Title: EPI investigator
Department: Molecular genetics and microbiology
Curriculum vitae: PDF
Research Interests: Structural microbiology, type III secretion systems, enterohemorhhagic E. coli, shiga toxins
Jorge Girón came to EPI from the University of Arizona in the spring of 2009, he holds a joint position between EPI and UF's College of Medicine, department of molecular genetics and microbiology. His research focuses on the structural microbiology of pathogenic E. coli O157:H7, and determining the role of specific molecular structures in their pathogenecity and ability to colonize new hosts. His current work has focused upon discovering, describing and understanding new types of pili, hairlike protein structures that extend outward from the exterior surface of gram-negative bacteria, and establishing links between genetic expression of pili and virulence. Dr. Girón has contributed to the discovery, description and understanding of at least three new types of "type-IV pili" that aid the agent in adhering to different surfaces.
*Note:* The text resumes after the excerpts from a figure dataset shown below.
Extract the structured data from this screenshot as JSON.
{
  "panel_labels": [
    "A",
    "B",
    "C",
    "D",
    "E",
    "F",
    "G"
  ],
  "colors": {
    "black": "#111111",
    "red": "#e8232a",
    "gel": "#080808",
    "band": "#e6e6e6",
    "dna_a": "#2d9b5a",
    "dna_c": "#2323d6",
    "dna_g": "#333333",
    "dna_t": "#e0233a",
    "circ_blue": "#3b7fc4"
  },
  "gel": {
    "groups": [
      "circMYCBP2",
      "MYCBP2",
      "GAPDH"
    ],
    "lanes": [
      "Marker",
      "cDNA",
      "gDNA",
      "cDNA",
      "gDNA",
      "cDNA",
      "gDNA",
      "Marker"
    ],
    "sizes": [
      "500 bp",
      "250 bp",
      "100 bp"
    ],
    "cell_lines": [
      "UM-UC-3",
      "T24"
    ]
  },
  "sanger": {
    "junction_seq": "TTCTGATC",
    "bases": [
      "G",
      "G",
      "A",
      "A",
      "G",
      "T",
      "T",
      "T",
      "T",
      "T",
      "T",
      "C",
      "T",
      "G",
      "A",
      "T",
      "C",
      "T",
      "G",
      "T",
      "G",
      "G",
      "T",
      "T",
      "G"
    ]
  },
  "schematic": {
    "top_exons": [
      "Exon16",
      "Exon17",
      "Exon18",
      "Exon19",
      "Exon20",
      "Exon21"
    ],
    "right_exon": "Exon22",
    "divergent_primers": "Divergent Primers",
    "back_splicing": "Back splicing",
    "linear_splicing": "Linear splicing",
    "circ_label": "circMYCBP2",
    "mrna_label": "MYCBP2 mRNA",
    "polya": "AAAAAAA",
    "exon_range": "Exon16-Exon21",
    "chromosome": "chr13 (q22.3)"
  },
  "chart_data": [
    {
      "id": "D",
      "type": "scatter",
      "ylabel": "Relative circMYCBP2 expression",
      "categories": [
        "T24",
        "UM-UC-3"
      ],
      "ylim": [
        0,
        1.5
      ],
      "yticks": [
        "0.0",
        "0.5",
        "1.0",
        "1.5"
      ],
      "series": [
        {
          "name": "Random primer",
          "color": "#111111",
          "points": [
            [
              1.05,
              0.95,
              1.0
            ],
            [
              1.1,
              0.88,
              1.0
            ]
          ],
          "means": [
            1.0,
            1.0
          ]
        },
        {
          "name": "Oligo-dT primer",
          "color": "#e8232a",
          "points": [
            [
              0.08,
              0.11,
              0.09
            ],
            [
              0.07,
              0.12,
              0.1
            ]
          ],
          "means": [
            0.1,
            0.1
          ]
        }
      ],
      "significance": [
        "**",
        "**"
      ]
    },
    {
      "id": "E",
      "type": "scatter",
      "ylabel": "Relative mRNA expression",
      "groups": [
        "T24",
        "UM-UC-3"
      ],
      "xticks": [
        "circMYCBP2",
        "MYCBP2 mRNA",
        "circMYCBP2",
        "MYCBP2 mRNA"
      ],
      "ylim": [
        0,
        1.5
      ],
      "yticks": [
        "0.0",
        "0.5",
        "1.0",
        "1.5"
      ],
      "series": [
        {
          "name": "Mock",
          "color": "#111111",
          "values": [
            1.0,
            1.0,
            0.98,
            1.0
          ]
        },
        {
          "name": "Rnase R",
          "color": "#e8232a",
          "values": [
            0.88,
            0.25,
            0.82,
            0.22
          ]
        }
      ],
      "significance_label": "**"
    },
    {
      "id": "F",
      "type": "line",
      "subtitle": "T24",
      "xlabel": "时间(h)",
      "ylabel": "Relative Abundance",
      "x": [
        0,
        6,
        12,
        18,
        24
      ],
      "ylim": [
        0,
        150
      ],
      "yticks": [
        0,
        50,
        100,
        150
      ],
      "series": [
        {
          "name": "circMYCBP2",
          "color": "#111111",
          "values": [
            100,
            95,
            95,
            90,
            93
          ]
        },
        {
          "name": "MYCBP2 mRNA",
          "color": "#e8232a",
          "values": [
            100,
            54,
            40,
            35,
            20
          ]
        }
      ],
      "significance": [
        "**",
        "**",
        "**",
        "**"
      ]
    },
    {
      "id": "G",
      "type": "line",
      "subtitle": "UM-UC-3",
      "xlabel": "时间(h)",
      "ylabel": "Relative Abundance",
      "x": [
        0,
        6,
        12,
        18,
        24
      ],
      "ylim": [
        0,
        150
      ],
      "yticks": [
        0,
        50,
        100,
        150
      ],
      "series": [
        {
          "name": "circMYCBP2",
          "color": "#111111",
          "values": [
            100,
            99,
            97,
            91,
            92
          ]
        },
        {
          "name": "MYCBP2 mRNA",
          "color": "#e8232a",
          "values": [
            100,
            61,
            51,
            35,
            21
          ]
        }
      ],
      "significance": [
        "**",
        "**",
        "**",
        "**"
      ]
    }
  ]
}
A large part of his research deals with enterohemorhhagic E. coli (EHEC) and understanding how these organisms move through the environment, including their commensal existence in the intestinal tracts of bovines, and their presence and persistence in agricultural settings including the production and packaging of commercial spinach. He is exploring the mechanisms and processes by which these E. coli colonize leafy vegetables such as spinach, due to recent outbreaks that have caused widespread threats to public health, and called attention to vegetable packaging standards. Taking a comprehensive view of the bacteria's range of hosts, Dr. Girón is also studying the different structural mechanisms by which these E. coli produce pili to adhere to human intestinal epithelium, how they colonize hosts and how they cause disease. By experimentally determining which pili types are important to which host-environment (plant, animal or human), he and his team are seeking to establish which specific genes are responsible for producing host-specific pili.
His team found that type-III secretion systems and flagellae were important mechanisms for E. coli to adhere to and colonize the surface of spinach leaves. By experimentally mutating genes associated with the E. coli's flagellae, his team was able to show that this structure played a large role in adhering to and colonizing the surface of spinach leaves.
He is also exploring molecular mechanisms that may regulate the growth and organization of type-IV pili structures; if their genetic expression is tied to the expression of other virulence factors; and what role they may play in allowing E. coli O157:H7 to colonize human hosts. Dr. Girón is also interested in the combined interactions of how specific flagella of pathogenic E. coli interact with a host to create a cascade of signals which facilitate the agent’s attachment to epithelial and immune cells. He is also keeping an eye on the bigger picture of how the type-IV pili, flagella and specific protein secretions coordinate and regulate activities between pathogenic E. coli and their hosts. Dr. Girón has earned multiple grants from the NIH NIAID, Fresh Express Produce and the Arizona Disease Control Research Commission.
Applications for his research include preventing the occurrence of disease states by circumventing bacterial adherence (because adherence has to succeed before colonization can occur) through pili-based vaccines which could be administered domestic livestock, the bacteria's natural reservoir.